2 min

Bumpy ride

A middling chick flick for gay men

TERRENCE & FLIPPANCY. Terrence Bryant plays an unassuming AIDS widow forced to deal with life's bizarre - and funny - twists and turns. Credit: Xtra files

An aging drag queen, a hot young stud, a middle-aged middle-class AIDS widow and a thief with a heart of gold are unlikely travelling companions in Ken Brand’s new play Burying Michael.

All of these characters are predictable and uncomplicated, but complexity is not what this frothy, bitter-sweet comedy is all about.

The play begins with the stodgy Max (Terrence Bryant) stealing the body of his recently deceased lover, Michael, on the night before the funeral in Winnipeg. Max stows the body in the back seat of his car and sets off to New Mexico for a secret burial in order to fulfill Michael’s last wish.

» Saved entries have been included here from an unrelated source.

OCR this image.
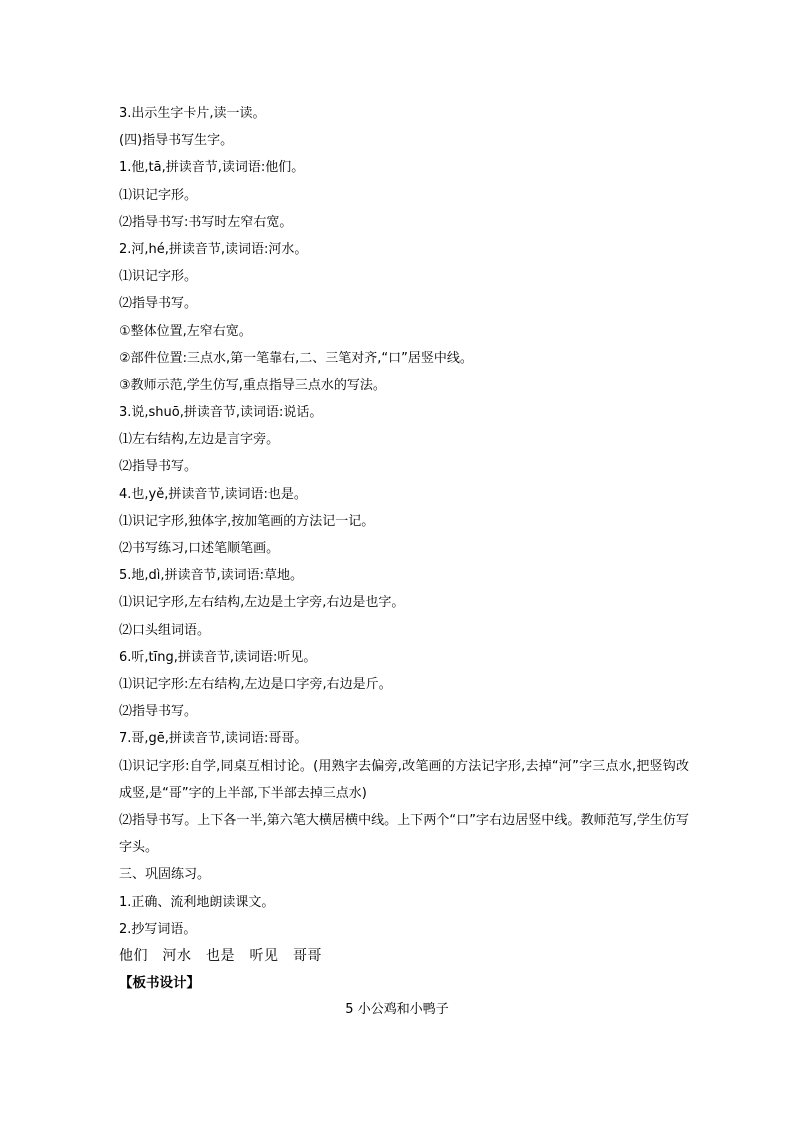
3.出示生字卡片,读一读。
(四)指导书写生字。
1.他,tā,拼读音节,读词语:他们。
⑴识记字形。
⑵指导书写:书写时左窄右宽。
2.河,hé,拼读音节,读词语:河水。
⑴识记字形。
⑵指导书写。
①整体位置,左窄右宽。
②部件位置:三点水,第一笔靠右,二、三笔对齐,“口”居竖中线。
③教师示范,学生仿写,重点指导三点水的写法。
3.说,shuō,拼读音节,读词语:说话。
⑴左右结构,左边是言字旁。
⑵指导书写。
4.也,yě,拼读音节,读词语:也是。
⑴识记字形,独体字,按加笔画的方法记一记。
⑵书写练习,口述笔顺笔画。
5.地,dì,拼读音节,读词语:草地。
⑴识记字形,左右结构,左边是土字旁,右边是也字。
⑵口头组词语。
6.听,tīng,拼读音节,读词语:听见。
⑴识记字形:左右结构,左边是口字旁,右边是斤。
⑵指导书写。
7.哥,gē,拼读音节,读词语:哥哥。
⑴识记字形:自学,同桌互相讨论。(用熟字去偏旁,改笔画的方法记字形,去掉“河”字三点水,把竖钩改成竖,是“哥”字的上半部,下半部去掉三点水)
⑵指导书写。上下各一半,第六笔大横居横中线。上下两个“口”字右边居竖中线。教师范写,学生仿写字头。
三、巩固练习。
1.正确、流利地朗读课文。
2.抄写词语。
他们　河水　也是　听见　哥哥
【板书设计】
5 小公鸡和小鸭子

Max is a stable, house-in-the-burbs kind of guy, but his initial rash act sets off a chain reaction of adventure for him. He hooks up with the lascivious young Frank (Jason Jazrawy), who charms their way past border guards, police officers and roadside thieves (all played by David Macniven). Meanwhile, the old queen Albert (Brian Sexsmith), Michael’s best friend, is in hot pursuit of Max and the corpse.

Terrence Bryant is both sympathetic and appealing to watch as Max, and Jason Jazrawy’s saucy, young Frank generates real heat. Bryant and Jazrawy throw off some nice and unexpected sexual sparks together – it’s nice to see an intergenerational romance between fags portrayed as non-exploitative and tender.

Unfortunately, Albert spends most of the play driving on his own in pursuit of the duo. This means that poor Brian Sexsmith is forced to develop his character almost entirely through monologues, which makes the aging drag queen routine seem even more stilted and hackneyed than necessary.

Underneath the show’s comedy there’s a serious story about the toll of the AIDS epidemic and how sadly well acquainted middle-aged gay men are with death and dying. This theme is quite maudlin, but the over the-top vibe of Brand’s writing makes the sentimental drivel work.

David Oiye’s direction of the show’s more serious side is less forgivable; his heavy hands drain the charm from lines that should be lighthearted. Even worse, Oiye’s stiff (and somewhat random) blocking of the many monologues makes quite decent performances read like wooden caricatures.

Still, Burying Michael hits the right note for a dreary January evening because it doesn’t have illusions of grandeur – it’s the theatrical, gay male equivalent of a feel-good chick flick.